1. Traditional sun-type processing method:

This is the basic processing of coffee fruit one of the methods, also known as natural dry or non-washed type. Especially in Africa and other water-rich producing areas, almost all use the sun-style. Directly drying the coffee fruit until the whole dry, and then remove the peel and pulp to get coffee beans. In the past, coffee farmers are in their own yard open space, more rough, a little careless, coffee will be mixed with miscellaneous taste, but with the coffee production technology, some people started producing areas Use the ground to dry, so that the image of sun-style coffee much to reverse. Sun-style treatment of high degree of coffee alcohol, but also more aromatic sweet. Usually, when the coffee fruit dried in the mill after the removal of fruit peel, get directly with silver skin coffee beans, and then sent to the processing plant for further classification of the back of the selection work.

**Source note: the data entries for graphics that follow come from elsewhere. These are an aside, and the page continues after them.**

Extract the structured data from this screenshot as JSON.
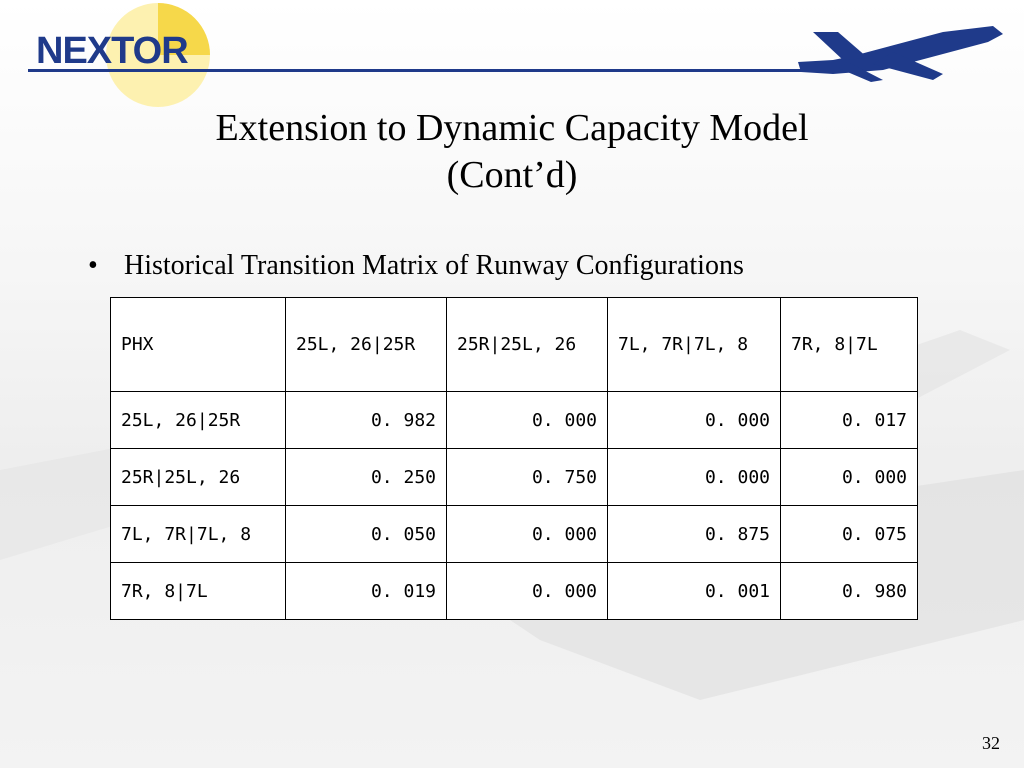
{
  "logo": {
    "text": "NEXTOR"
  },
  "slide": {
    "title_line1": "Extension to Dynamic Capacity Model",
    "title_line2": "(Cont’d)",
    "bullet": "Historical Transition Matrix of Runway Configurations",
    "page_number": "32"
  },
  "table": {
    "headers": [
      "PHX",
      "25L, 26|25R",
      "25R|25L, 26",
      "7L, 7R|7L, 8",
      "7R, 8|7L"
    ],
    "rows": [
      {
        "label": "25L, 26|25R",
        "values": [
          "0. 982",
          "0. 000",
          "0. 000",
          "0. 017"
        ]
      },
      {
        "label": "25R|25L, 26",
        "values": [
          "0. 250",
          "0. 750",
          "0. 000",
          "0. 000"
        ]
      },
      {
        "label": "7L, 7R|7L, 8",
        "values": [
          "0. 050",
          "0. 000",
          "0. 875",
          "0. 075"
        ]
      },
      {
        "label": "7R, 8|7L",
        "values": [
          "0. 019",
          "0. 000",
          "0. 001",
          "0. 980"
        ]
      }
    ]
  }
}
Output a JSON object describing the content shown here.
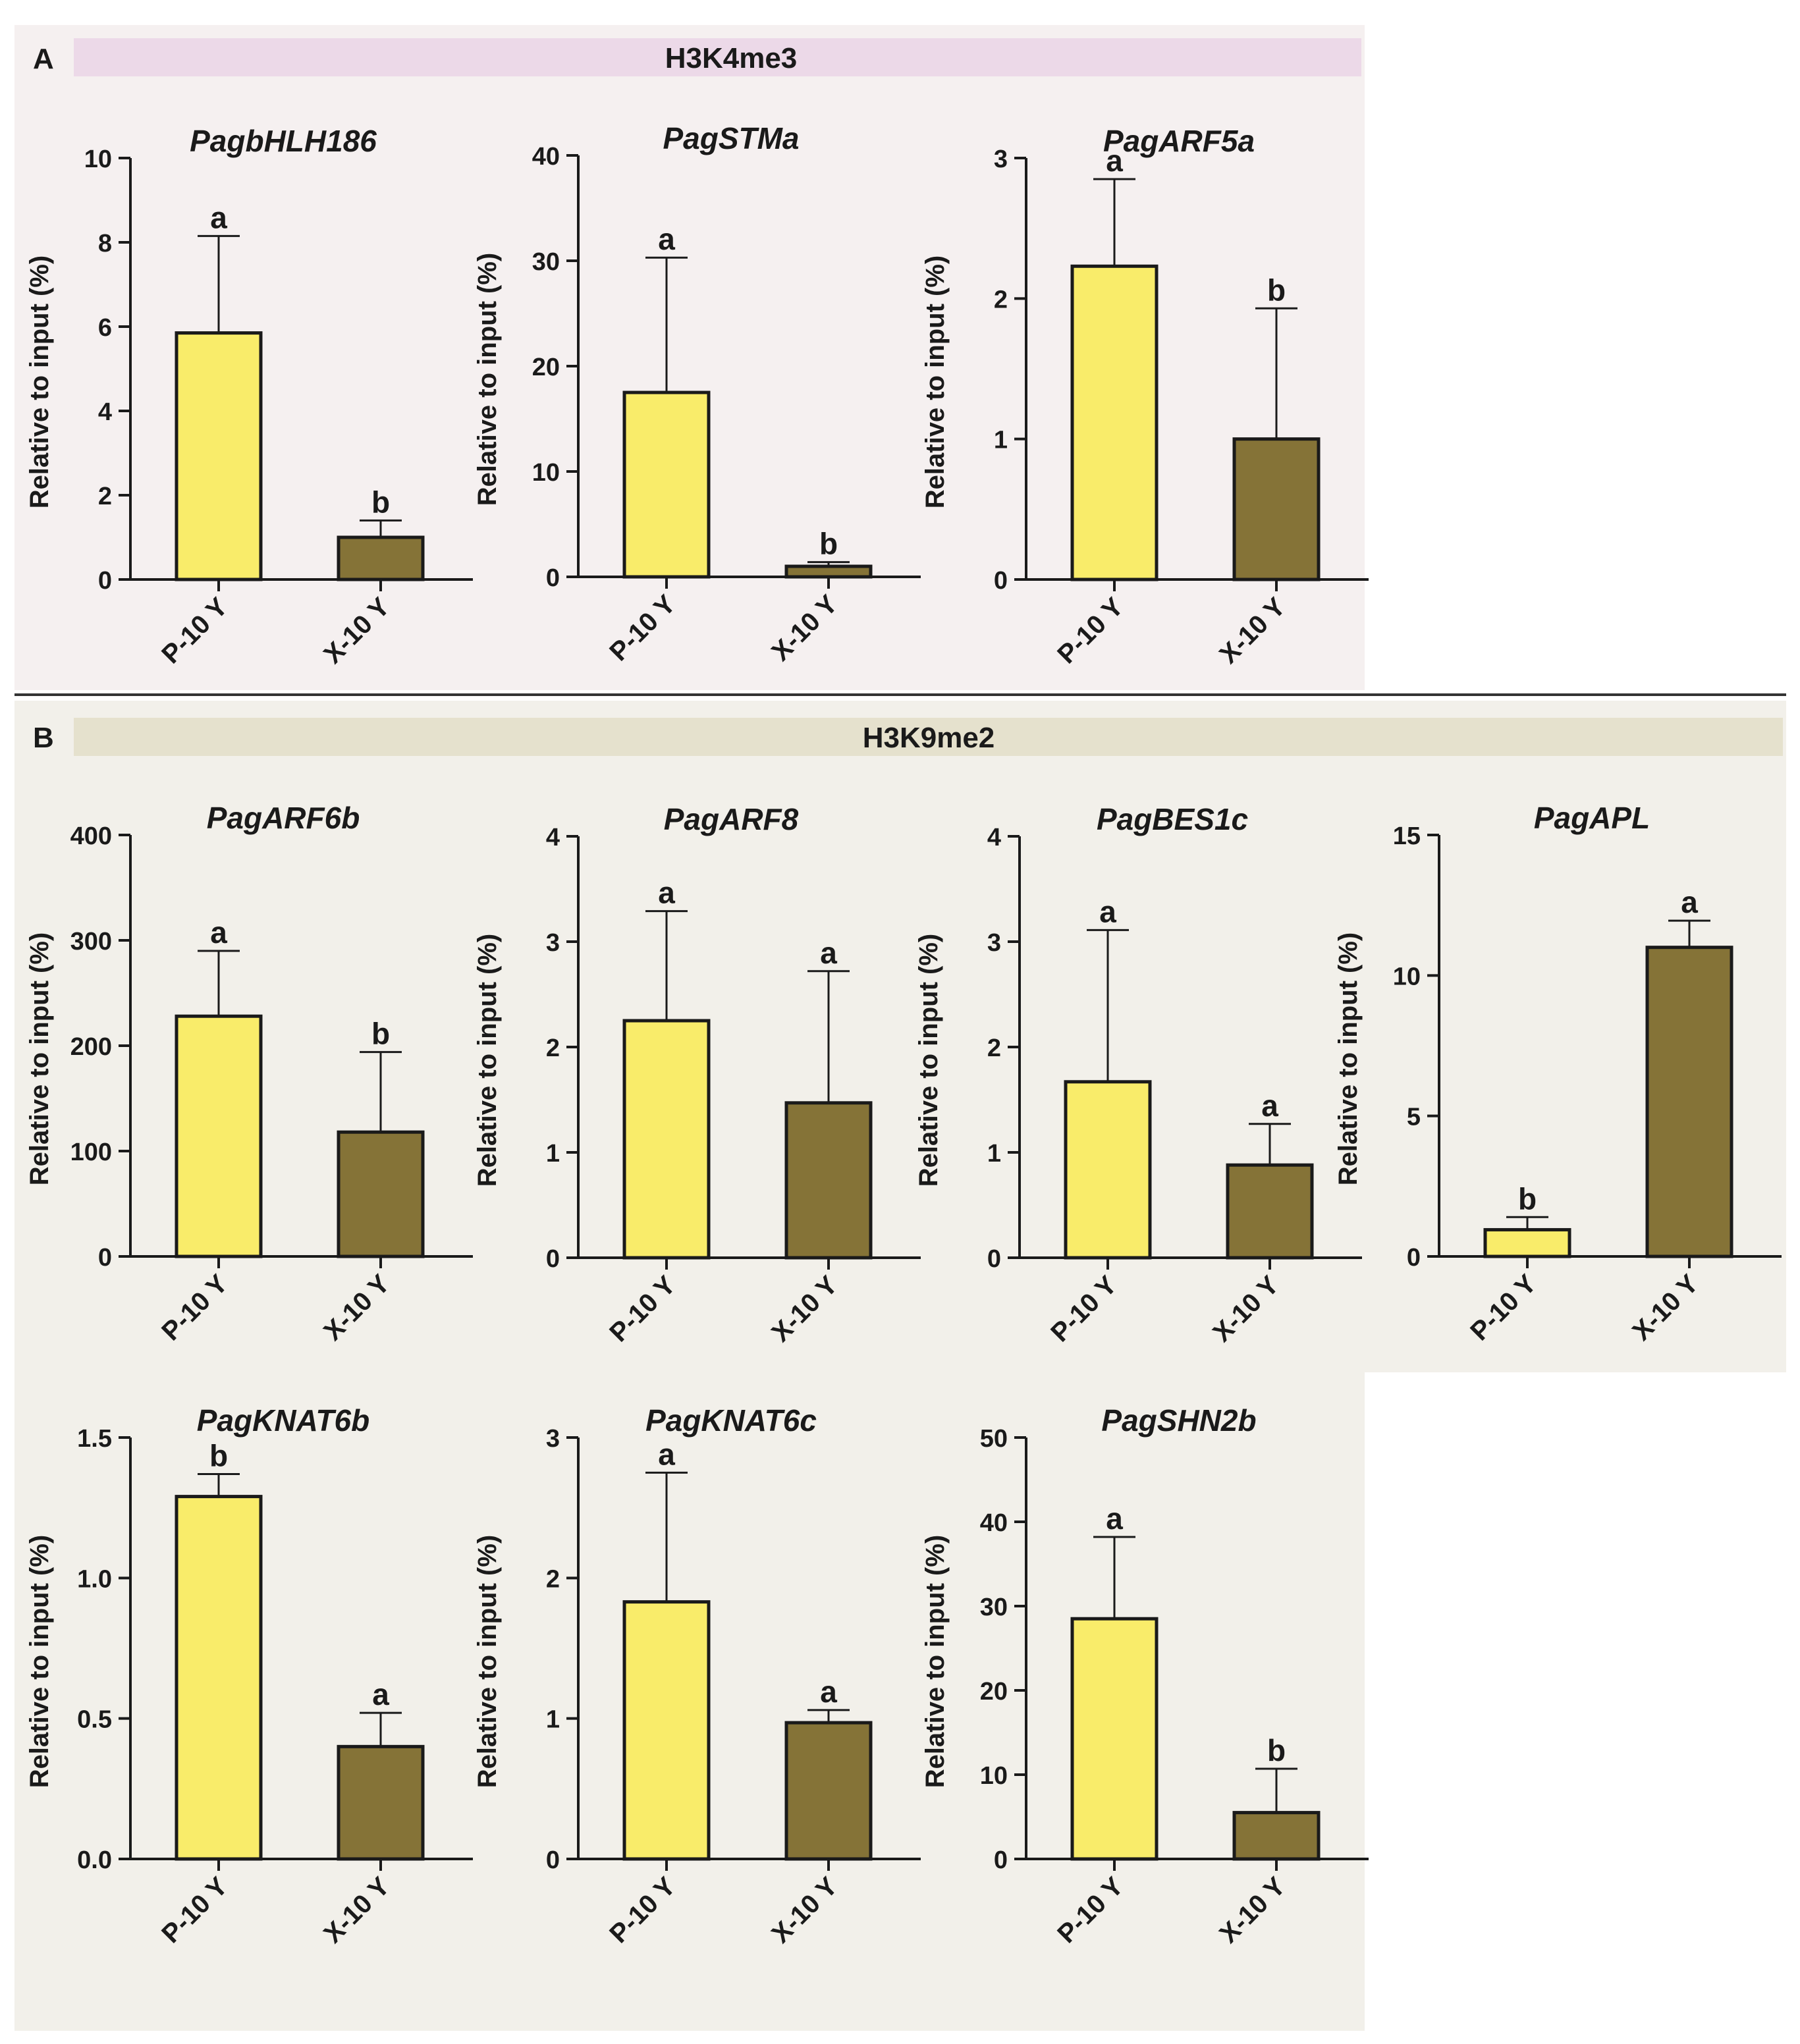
{
  "colors": {
    "panel_a_bg": "#f5f0f0",
    "panel_b_bg": "#f2f0ea",
    "band_a": "#ecd9e8",
    "band_b": "#e5e1cd",
    "bar_p": "#f9ec6a",
    "bar_x": "#857337",
    "ink": "#1a1a1a"
  },
  "panels": [
    {
      "letter": "A",
      "title": "H3K4me3"
    },
    {
      "letter": "B",
      "title": "H3K9me2"
    }
  ],
  "chart_data": [
    {
      "type": "bar",
      "panel": "A",
      "title": "PagbHLH186",
      "ylabel": "Relative to input  (%)",
      "categories": [
        "P-10 Y",
        "X-10 Y"
      ],
      "values": [
        5.85,
        1.0
      ],
      "error": [
        2.3,
        0.4
      ],
      "letters": [
        "a",
        "b"
      ],
      "ylim": [
        0,
        10
      ],
      "yticks": [
        0,
        2,
        4,
        6,
        8,
        10
      ]
    },
    {
      "type": "bar",
      "panel": "A",
      "title": "PagSTMa",
      "ylabel": "Relative to input  (%)",
      "categories": [
        "P-10 Y",
        "X-10 Y"
      ],
      "values": [
        17.5,
        1.0
      ],
      "error": [
        12.8,
        0.4
      ],
      "letters": [
        "a",
        "b"
      ],
      "ylim": [
        0,
        40
      ],
      "yticks": [
        0,
        10,
        20,
        30,
        40
      ]
    },
    {
      "type": "bar",
      "panel": "A",
      "title": "PagARF5a",
      "ylabel": "Relative to input  (%)",
      "categories": [
        "P-10 Y",
        "X-10 Y"
      ],
      "values": [
        2.23,
        1.0
      ],
      "error": [
        0.62,
        0.93
      ],
      "letters": [
        "a",
        "b"
      ],
      "ylim": [
        0,
        3
      ],
      "yticks": [
        0,
        1,
        2,
        3
      ]
    },
    {
      "type": "bar",
      "panel": "B",
      "title": "PagARF6b",
      "ylabel": "Relative to input  (%)",
      "categories": [
        "P-10 Y",
        "X-10 Y"
      ],
      "values": [
        228,
        118
      ],
      "error": [
        62,
        76
      ],
      "letters": [
        "a",
        "b"
      ],
      "ylim": [
        0,
        400
      ],
      "yticks": [
        0,
        100,
        200,
        300,
        400
      ]
    },
    {
      "type": "bar",
      "panel": "B",
      "title": "PagARF8",
      "ylabel": "Relative to input  (%)",
      "categories": [
        "P-10 Y",
        "X-10 Y"
      ],
      "values": [
        2.25,
        1.47
      ],
      "error": [
        1.04,
        1.25
      ],
      "letters": [
        "a",
        "a"
      ],
      "ylim": [
        0,
        4
      ],
      "yticks": [
        0,
        1,
        2,
        3,
        4
      ]
    },
    {
      "type": "bar",
      "panel": "B",
      "title": "PagBES1c",
      "ylabel": "Relative to input  (%)",
      "categories": [
        "P-10 Y",
        "X-10 Y"
      ],
      "values": [
        1.67,
        0.88
      ],
      "error": [
        1.44,
        0.39
      ],
      "letters": [
        "a",
        "a"
      ],
      "ylim": [
        0,
        4
      ],
      "yticks": [
        0,
        1,
        2,
        3,
        4
      ]
    },
    {
      "type": "bar",
      "panel": "B",
      "title": "PagAPL",
      "ylabel": "Relative to input  (%)",
      "categories": [
        "P-10 Y",
        "X-10 Y"
      ],
      "values": [
        0.95,
        11.0
      ],
      "error": [
        0.45,
        0.95
      ],
      "letters": [
        "b",
        "a"
      ],
      "ylim": [
        0,
        15
      ],
      "yticks": [
        0,
        5,
        10,
        15
      ]
    },
    {
      "type": "bar",
      "panel": "B",
      "title": "PagKNAT6b",
      "ylabel": "Relative to input  (%)",
      "categories": [
        "P-10 Y",
        "X-10 Y"
      ],
      "values": [
        1.29,
        0.4
      ],
      "error": [
        0.08,
        0.12
      ],
      "letters": [
        "b",
        "a"
      ],
      "ylim": [
        0,
        1.5
      ],
      "yticks": [
        "0.0",
        "0.5",
        "1.0",
        "1.5"
      ]
    },
    {
      "type": "bar",
      "panel": "B",
      "title": "PagKNAT6c",
      "ylabel": "Relative to input  (%)",
      "categories": [
        "P-10 Y",
        "X-10 Y"
      ],
      "values": [
        1.83,
        0.97
      ],
      "error": [
        0.92,
        0.09
      ],
      "letters": [
        "a",
        "a"
      ],
      "ylim": [
        0,
        3
      ],
      "yticks": [
        0,
        1,
        2,
        3
      ]
    },
    {
      "type": "bar",
      "panel": "B",
      "title": "PagSHN2b",
      "ylabel": "Relative to input  (%)",
      "categories": [
        "P-10 Y",
        "X-10 Y"
      ],
      "values": [
        28.5,
        5.5
      ],
      "error": [
        9.7,
        5.2
      ],
      "letters": [
        "a",
        "b"
      ],
      "ylim": [
        0,
        50
      ],
      "yticks": [
        0,
        10,
        20,
        30,
        40,
        50
      ]
    }
  ]
}
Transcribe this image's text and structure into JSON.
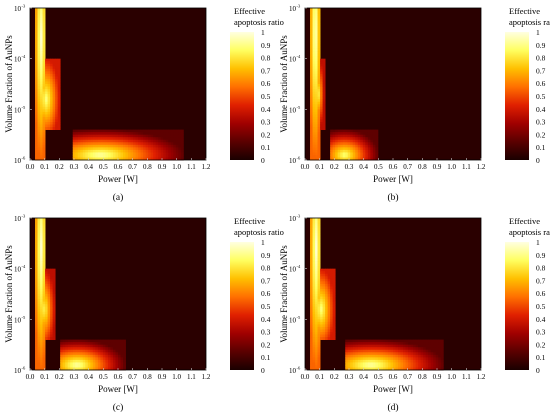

2.  Water - type treatment: 
1>. Washing and separating the coffee beans 
Wash the freshly harvested coffee from the pond and separate the ripe fruits from the leaves, debris, immature fruits and ripe fruits on the surface.
2>. Water treatment method
 Remove the peel and pulp: After washing the coffee into the coffee beans husking machine, and then drying.
3>. Water treatment method
Fermentation: Because the peeled coffee beans are also covered with a layer of insoluble mucosa (also known as "pectin"), which is then piled up and fermented, which quickly breaks down the mucous membrane, making it Easy to be washed out of water. The fermentation time can be determined by the temperature of the fermentation, the coffee variety, the amount of coffee, and the degree of ripening of the fruit. In most regions, the fermentation is carried out in a large portion of the area The average takes 12-36 hours.